“Yes!”

“I am going into a whip-stall. Be sure your belt is tight.”

He opened wide the throttle and nosed the plane down so that they attained a terrific speed; then he suddenly pulled it almost straight upward and shut off the engine. For a moment the ship seemed to stand still in the air in an upright position; then it whipped downward with tremendous force, sliding on the tail. Ted felt himself raised off his seat, but, thank heaven, the belt held, or he would have remained in mid-air while the plane hurtled away from beneath him. After falling some little distance Stanley again turned on the power and they swung out of the dive and levelled off gracefully.

But at that instant a burst of smoke was swept back by the blast of the propeller. The engine slackened its speed and a series of sharp, pistol-like reports came from the exhausts.

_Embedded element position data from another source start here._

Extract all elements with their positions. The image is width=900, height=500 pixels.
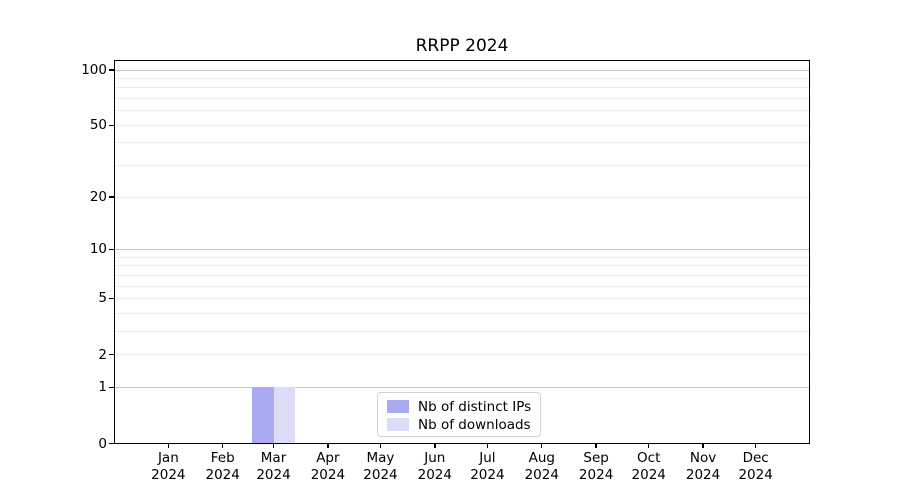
y-tick-mark bbox=[109, 353, 114, 356]
x-tick-label: Nov 2024 bbox=[668, 450, 738, 484]
gridline-major bbox=[115, 69, 809, 71]
x-tick-month: Jul bbox=[479, 450, 496, 466]
x-tick-mark bbox=[379, 444, 382, 448]
gridline-minor bbox=[115, 330, 809, 332]
x-tick-mark bbox=[327, 444, 329, 448]
x-tick-mark bbox=[702, 444, 704, 448]
x-tick-year: 2024 bbox=[578, 467, 614, 483]
x-tick-label: Dec 2024 bbox=[721, 450, 791, 484]
gridline-minor bbox=[115, 285, 809, 287]
x-tick-month: Mar bbox=[260, 450, 287, 466]
gridline-minor bbox=[115, 256, 809, 258]
x-tick-mark bbox=[648, 444, 650, 448]
x-tick-month: Apr bbox=[316, 450, 340, 466]
y-tick-label: 10 bbox=[89, 241, 107, 258]
y-tick-mark bbox=[109, 386, 114, 389]
y-tick-label: 0 bbox=[98, 435, 107, 452]
x-tick-mark bbox=[167, 444, 170, 448]
x-tick-label: Apr 2024 bbox=[293, 450, 363, 484]
y-tick-label: 2 bbox=[98, 346, 107, 363]
gridline-minor bbox=[115, 165, 809, 167]
bar-nb-of-downloads bbox=[273, 387, 295, 443]
legend-entry: Nb of downloads bbox=[387, 416, 531, 433]
bar-nb-of-distinct-ips bbox=[252, 387, 274, 443]
y-tick-mark bbox=[109, 124, 114, 126]
x-tick-mark bbox=[595, 444, 597, 448]
y-tick-label: 5 bbox=[98, 290, 107, 307]
y-tick-mark bbox=[109, 248, 114, 251]
x-tick-label: Mar 2024 bbox=[239, 450, 309, 484]
x-tick-mark bbox=[541, 444, 543, 448]
x-tick-label: Jan 2024 bbox=[133, 450, 203, 484]
x-tick-month: May bbox=[366, 450, 395, 466]
x-tick-mark bbox=[272, 444, 275, 448]
gridline-minor bbox=[115, 110, 809, 112]
x-tick-year: 2024 bbox=[738, 467, 773, 483]
gridline-minor bbox=[115, 274, 809, 276]
x-tick-month: Jun bbox=[424, 450, 446, 466]
x-tick-label: Sep 2024 bbox=[561, 450, 631, 484]
y-tick-label: 50 bbox=[89, 117, 107, 134]
y-tick-mark bbox=[109, 69, 114, 71]
legend-label: Nb of downloads bbox=[418, 416, 531, 433]
x-tick-year: 2024 bbox=[417, 467, 452, 483]
x-tick-mark bbox=[221, 444, 224, 448]
x-tick-label: Jul 2024 bbox=[452, 450, 522, 484]
x-tick-year: 2024 bbox=[151, 467, 186, 483]
x-tick-year: 2024 bbox=[685, 467, 721, 483]
y-tick-mark bbox=[109, 196, 114, 198]
x-tick-month: Dec bbox=[742, 450, 769, 466]
legend-label: Nb of distinct IPs bbox=[418, 398, 532, 415]
y-tick-mark bbox=[109, 442, 114, 445]
x-tick-month: Sep bbox=[583, 450, 609, 466]
gridline-minor bbox=[115, 98, 809, 100]
gridline-minor bbox=[115, 297, 809, 299]
y-tick-label: 100 bbox=[81, 62, 107, 78]
legend-entry: Nb of distinct IPs bbox=[387, 398, 531, 415]
x-tick-label: Jun 2024 bbox=[400, 450, 470, 484]
gridline-major bbox=[115, 386, 809, 388]
gridline-minor bbox=[115, 124, 809, 126]
gridline-minor bbox=[115, 87, 809, 89]
y-tick-mark bbox=[109, 297, 114, 300]
plot-area bbox=[114, 60, 810, 444]
x-tick-year: 2024 bbox=[363, 467, 398, 483]
x-tick-month: Oct bbox=[637, 450, 661, 466]
x-tick-month: Feb bbox=[210, 450, 235, 466]
x-tick-label: Feb 2024 bbox=[188, 450, 258, 484]
x-tick-mark bbox=[486, 444, 489, 448]
legend: Nb of distinct IPs Nb of downloads bbox=[377, 392, 541, 437]
legend-swatch bbox=[387, 418, 409, 431]
x-tick-label: Aug 2024 bbox=[507, 450, 577, 484]
gridline-minor bbox=[115, 196, 809, 198]
gridline-minor bbox=[115, 312, 809, 314]
gridline-minor bbox=[115, 265, 809, 267]
gridline-minor bbox=[115, 354, 809, 356]
x-tick-mark bbox=[754, 444, 757, 448]
y-tick-label: 20 bbox=[89, 189, 107, 206]
gridline-minor bbox=[115, 77, 809, 79]
gridline-minor bbox=[115, 142, 809, 144]
x-tick-year: 2024 bbox=[205, 467, 240, 483]
x-tick-label: Oct 2024 bbox=[614, 450, 684, 484]
gridline-major bbox=[115, 248, 809, 250]
x-tick-month: Jan bbox=[157, 450, 179, 466]
x-tick-mark bbox=[434, 444, 436, 448]
x-tick-year: 2024 bbox=[524, 467, 559, 483]
chart-title: RRPP 2024 bbox=[415, 36, 509, 56]
x-tick-year: 2024 bbox=[631, 467, 666, 483]
x-tick-year: 2024 bbox=[256, 467, 291, 483]
x-tick-year: 2024 bbox=[310, 467, 346, 483]
x-tick-month: Aug bbox=[528, 450, 555, 466]
x-tick-label: May 2024 bbox=[345, 450, 415, 484]
y-tick-label: 1 bbox=[98, 379, 107, 396]
x-tick-year: 2024 bbox=[470, 467, 505, 483]
x-tick-month: Nov bbox=[689, 450, 717, 466]
legend-swatch bbox=[387, 400, 409, 413]
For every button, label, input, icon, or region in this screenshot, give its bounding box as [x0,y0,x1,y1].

Ted was seized with consternation, for a thin streamer of flame shot back from under the hood; the plane was afire.

Stanley saw the danger at the same moment and dove in an attempt to put out the fire, but this manœuvre, frequently successful in such an emergency, proved to be the worst possible thing in this case. With a roar the flame struck him full in the face; he tried to pull the ship out of the dive, but the fiery blast stifled him; the ground below, the sky above, and even the wings on either side of him seemed wrapped in a haze, and in an instant he was enveloped in complete darkness.

Ted saw the wilting figure in front of him droop out of sight; at the same time the plane began to quiver and lurch from side to side. Without a guiding hand to direct it the heretofore graceful craft became converted into a mass of steel and wood and cloth hurtling through space to certain destruction. He realized the frightfulness of the situation in a flash; Stanley had either fainted or was dead.

“I must get him down; I must save him,” he gasped, frantically grasping the controls in his own cockpit. He thought little of his own danger; it was his companion who filled his mind. He must get him to the ground and save him if it was not already too late.

The blaze was sweeping back directly over the top of the twenty-gallon container resting between the engine and the front cockpit. “I must fan the flames to one side,” Ted thought. “If the gas catches, it will be the end.”

Responding to a savage turn of the wheel, the ship turned on edge and the streamer of fire darted out to one side. If only he could keep it there! Perhaps the rudder would help; he gave it a sharp kick, then felt that he had made a mistake, for he had pushed it in the direction opposite to the wheel. But the ship, tilted at a steep angle, started into a side-slip toward the ground, and that was exactly what he wanted. He must keep on slipping from side to side, like a falling leaf.